The sudden death of North Korea's long-serving "Dear Leader," Kim Jong-il, has propelled the world's last remaining Stalinist state back into the international spotlight. In the process, it has refocused attention on one of the most stubborn strategic dilemmas facing the United States.
The Democratic People's Republic of Korea has bedeviled American policymakers for as long as most people can remember. Under the nearly 6 1/2-decade-old dynasty headed first by "Great Leader" Kim Il-sung and more recently by the recently departed Mr. Kim, North Korea emerged as a global sponsor of terrorism, a nuclear-armed rogue state and a brutal prison for its own captive and impoverished population. Now, Mr. Kim's demise has raised new questions about the future of the "Hermit Kingdom."
The first revolves around leadership. Kim Jong-il's 29-year-old son, Kim Jong-un, already has been anointed publicly as the "Great Successor" to the Kim legacy. But North Korea's new leader is a political neophyte, having emerged into the national spotlight over just the past 3 1/2 years, following an August 2008 stroke that significantly impaired his father. Kim Jong-il, by contrast, enjoyed nearly three decades of prominent on-the-job training while his father, Kim Il-sung, ruled in Pyongyang. As a result, it is exceedingly likely that the younger Mr. Kim will be steered to a significant degree by the regime's real center of gravity: the powerful military cabal known as the National Defense Commission.
Rule by committee isn't the only possible consequence of Mr. Kim's passing. The North could be on the cusp of a new era of domestic strife as internal factions jockey for political position. Indeed, recent shows of force by the North Korean military in the wake of Mr. Kim's death could well be the outward signs of a struggle for political primacy taking place within the country. Under those circumstances, the notoriously unpredictable regime in Pyongyang could become even more so - with potentially devastating consequences for regional security in East Asia.
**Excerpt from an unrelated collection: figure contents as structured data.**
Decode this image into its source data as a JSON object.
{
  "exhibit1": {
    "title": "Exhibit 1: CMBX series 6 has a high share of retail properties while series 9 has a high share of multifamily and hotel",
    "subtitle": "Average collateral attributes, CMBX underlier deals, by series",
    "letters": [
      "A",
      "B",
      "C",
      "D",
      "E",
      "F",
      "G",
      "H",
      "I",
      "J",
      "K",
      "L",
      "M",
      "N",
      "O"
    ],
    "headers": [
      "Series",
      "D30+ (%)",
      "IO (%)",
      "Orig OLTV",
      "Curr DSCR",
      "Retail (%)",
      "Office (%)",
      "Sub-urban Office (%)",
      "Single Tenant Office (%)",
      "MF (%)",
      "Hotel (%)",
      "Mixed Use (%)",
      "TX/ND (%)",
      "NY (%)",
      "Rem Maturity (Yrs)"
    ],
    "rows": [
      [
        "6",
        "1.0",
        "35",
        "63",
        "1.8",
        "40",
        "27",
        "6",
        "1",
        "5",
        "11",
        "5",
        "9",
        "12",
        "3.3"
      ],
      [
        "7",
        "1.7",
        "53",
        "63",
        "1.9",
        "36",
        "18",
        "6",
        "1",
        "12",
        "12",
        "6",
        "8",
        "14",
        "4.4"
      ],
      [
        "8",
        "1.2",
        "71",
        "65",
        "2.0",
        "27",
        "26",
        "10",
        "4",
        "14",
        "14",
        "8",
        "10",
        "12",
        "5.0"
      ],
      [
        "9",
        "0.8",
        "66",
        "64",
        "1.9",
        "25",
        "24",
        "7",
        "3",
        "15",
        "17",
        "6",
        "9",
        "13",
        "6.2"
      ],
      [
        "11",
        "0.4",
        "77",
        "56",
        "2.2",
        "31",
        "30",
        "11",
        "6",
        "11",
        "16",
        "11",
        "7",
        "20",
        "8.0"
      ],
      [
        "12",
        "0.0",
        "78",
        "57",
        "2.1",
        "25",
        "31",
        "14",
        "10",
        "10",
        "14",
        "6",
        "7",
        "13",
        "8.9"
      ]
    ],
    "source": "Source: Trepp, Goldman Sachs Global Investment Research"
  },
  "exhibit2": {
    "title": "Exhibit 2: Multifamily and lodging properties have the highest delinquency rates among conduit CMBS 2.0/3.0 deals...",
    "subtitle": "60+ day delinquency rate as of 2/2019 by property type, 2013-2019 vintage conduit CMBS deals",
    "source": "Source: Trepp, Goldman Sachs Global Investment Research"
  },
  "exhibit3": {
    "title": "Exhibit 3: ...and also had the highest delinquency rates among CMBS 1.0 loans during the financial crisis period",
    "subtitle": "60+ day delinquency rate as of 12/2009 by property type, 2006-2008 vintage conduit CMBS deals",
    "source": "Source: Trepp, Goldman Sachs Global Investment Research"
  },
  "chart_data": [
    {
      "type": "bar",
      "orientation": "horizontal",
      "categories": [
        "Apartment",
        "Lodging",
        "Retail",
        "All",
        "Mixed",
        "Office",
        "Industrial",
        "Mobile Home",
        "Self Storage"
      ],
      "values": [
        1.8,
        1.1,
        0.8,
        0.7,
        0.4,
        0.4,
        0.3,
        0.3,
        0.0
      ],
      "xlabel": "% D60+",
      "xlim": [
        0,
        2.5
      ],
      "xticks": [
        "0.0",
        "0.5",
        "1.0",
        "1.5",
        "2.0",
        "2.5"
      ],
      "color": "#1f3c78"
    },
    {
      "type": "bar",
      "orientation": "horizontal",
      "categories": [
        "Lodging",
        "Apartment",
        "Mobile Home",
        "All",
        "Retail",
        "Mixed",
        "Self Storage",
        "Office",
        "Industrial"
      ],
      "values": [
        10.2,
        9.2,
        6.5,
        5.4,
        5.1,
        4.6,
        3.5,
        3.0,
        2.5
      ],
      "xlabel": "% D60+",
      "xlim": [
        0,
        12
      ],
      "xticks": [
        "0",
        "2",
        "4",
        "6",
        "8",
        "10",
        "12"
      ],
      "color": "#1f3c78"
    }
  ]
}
Then there is the issue of North Korea's strategic capabilities. Kim Jong-il can be credited for making his country a truly international menace while he was in power. In the fall of 2002, Pyongyang caught Washington by surprise when it announced that it was a de facto nuclear power, having quietly erected a secret offensive nuclear program over the preceding decade in violation of the 1994 Agreed Framework negotiated with the Clinton administration. North Korea's strategic advances, in turn, have become a key source of global commerce and international prestige for Pyongyang. The regime, for example, is known to have provided significant assistance to Iran's ballistic-missile program for years. Syria's nuclear effort, too, is thought to have benefited from North Korean help until it was forcibly derailed by Israel in 2007.
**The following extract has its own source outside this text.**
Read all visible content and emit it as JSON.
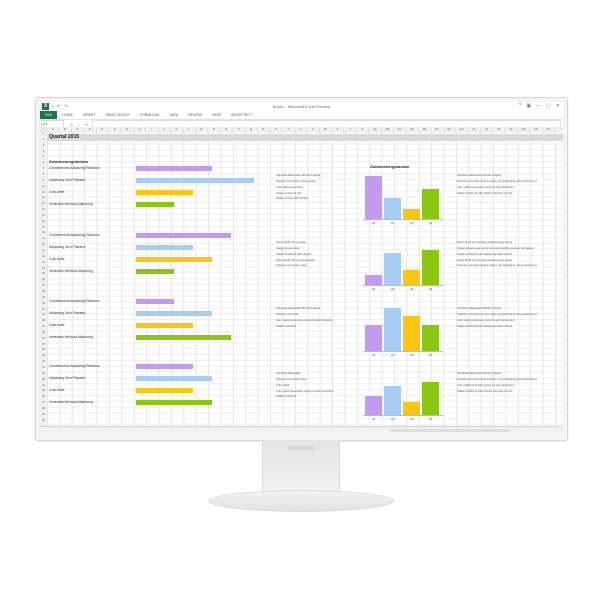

The George W. Bush administration initially responded to these developments strategically. It did so by expanding missile-defense cooperation with regional allies such as Japan, investing in counterproliferation schemes such as the Proliferation Security Initiative, and isolating the Kim regime through biting economic sanctions. Over time, however, it backed away from those efforts, making multilateral diplomacy via the Six Party Talks the principal vehicle by which to address North Korea's menace. Since the effective breakdown of negotiations in 2008, Washington's approach toward Pyongyang has come to be defined by nothing.
Such inaction is no longer an option. There certainly is a slim hope that the passing of Kim Jong-il might end up ushering in a less radical regime in Pyongyang. Far more likely, however, is that the death of the Dear Leader will touch off a phase of domestic instability in North Korea and a period of heightened danger to its immediate neighborhood. In response, the United States needs a new North Korea strategy - one designed to reassure nervous regional allies through greater investments in security arrangements and defense capabilities and to expand our capacity to better contain and isolate the regime anew if and when it becomes necessary to do so.
Recent weeks have seen the Obama administration shift its attention away from the troubled Middle East and toward Asia in search of a much-needed foreign-policy victory. Now, quite unexpectedly, managing North Korea's transition is fast emerging as a crucial test of that pivot.